Artık agente'ün İtalyan içindeki anlamı hakkında daha fazla bilgi sahibi olduğunuza göre, seçilen örnekler aracılığıyla bunların nasıl kullanılacağını ve nasıl yapılacağını öğrenebilirsiniz. onları okuyun. Ve önerdiğimiz ilgili kelimeleri öğrenmeyi unutmayın. Web sitemiz sürekli olarak yeni kelimeler ve yeni örneklerle güncellenmektedir, böylece bilmediğiniz diğer kelimelerin anlamlarını İtalyan içinde arayabilirsiniz.

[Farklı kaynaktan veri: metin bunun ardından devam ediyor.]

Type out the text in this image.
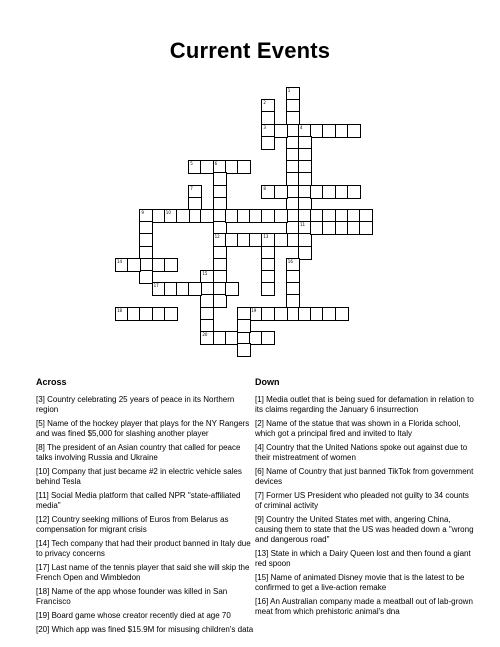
Current Events
1
2
3	4
11
5	6
12
7	8
9	10
13
14
15
16
17
18	19
20
Across	Down
[3] Country celebrating 25 years of peace in its Northern region
[5] Name of the hockey player that plays for the NY Rangers and was fined $5,000 for slashing another player
[8] The president of an Asian country that called for peace talks involving Russia and Ukraine
[10] Company that just became #2 in electric vehicle sales behind Tesla
[11] Social Media platform that called NPR "state-affiliated media"
[12] Country seeking millions of Euros from Belarus as compensation for migrant crisis
[14] Tech company that had their product banned in Italy due to privacy concerns
[17] Last name of the tennis player that said she will skip the French Open and Wimbledon
[18] Name of the app whose founder was killed in San Francisco
[19] Board game whose creator recently died at age 70
[20] Which app was fined $15.9M for misusing children's data
[1] Media outlet that is being sued for defamation in relation to its claims regarding the January 6 insurrection
[2] Name of the statue that was shown in a Florida school, which got a principal fired and invited to Italy
[4] Country that the United Nations spoke out against due to their mistreatment of women
[6] Name of Country that just banned TikTok from government devices
[7] Former US President who pleaded not guilty to 34 counts of criminal activity
[9] Country the United States met with, angering China, causing them to state that the US was headed down a "wrong and dangerous road"
[13] State in which a Dairy Queen lost and then found a giant red spoon
[15] Name of animated Disney movie that is the latest to be confirmed to get a live-action remake
[16] An Australian company made a meatball out of lab-grown meat from which prehistoric animal's dna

İtalyan hakkında bilginiz var mı

İtalyan (italiano) bir Roman dilidir ve çoğu İtalya'da yaşayan yaklaşık 70 milyon insan tarafından konuşulmaktadır. İtalyanca Latin alfabesini kullanır. J, K, W, X ve Y harfleri standart İtalyan alfabesinde yoktur, ancak yine de İtalyancadan ödünç alınan kelimelerde görünürler. İtalyanca, 67 milyon kişiyle (AB nüfusunun %15'i) Avrupa Birliği'nde en çok konuşulan ikinci dildir ve 13.4 milyon AB vatandaşı (%3) tarafından ikinci dil olarak konuşulmaktadır. İtalyanca, Vatikan'ın başlıca çalışma dilidir ve Roma Katolik hiyerarşisinde lingua franca olarak hizmet eder. İtalyanların yayılmasına yardımcı olan önemli bir olay, Napolyon'un 19. yüzyılın başlarında İtalya'yı fethi ve işgaliydi. Bu fetih, birkaç on yıl sonra İtalya'nın birleşmesini teşvik etti ve İtalyan dilinin dilini zorladı. İtalyanca, yalnızca sekreterler, aristokratlar ve İtalyan mahkemeleri arasında değil, aynı zamanda burjuvazi tarafından da kullanılan bir dil haline geldi.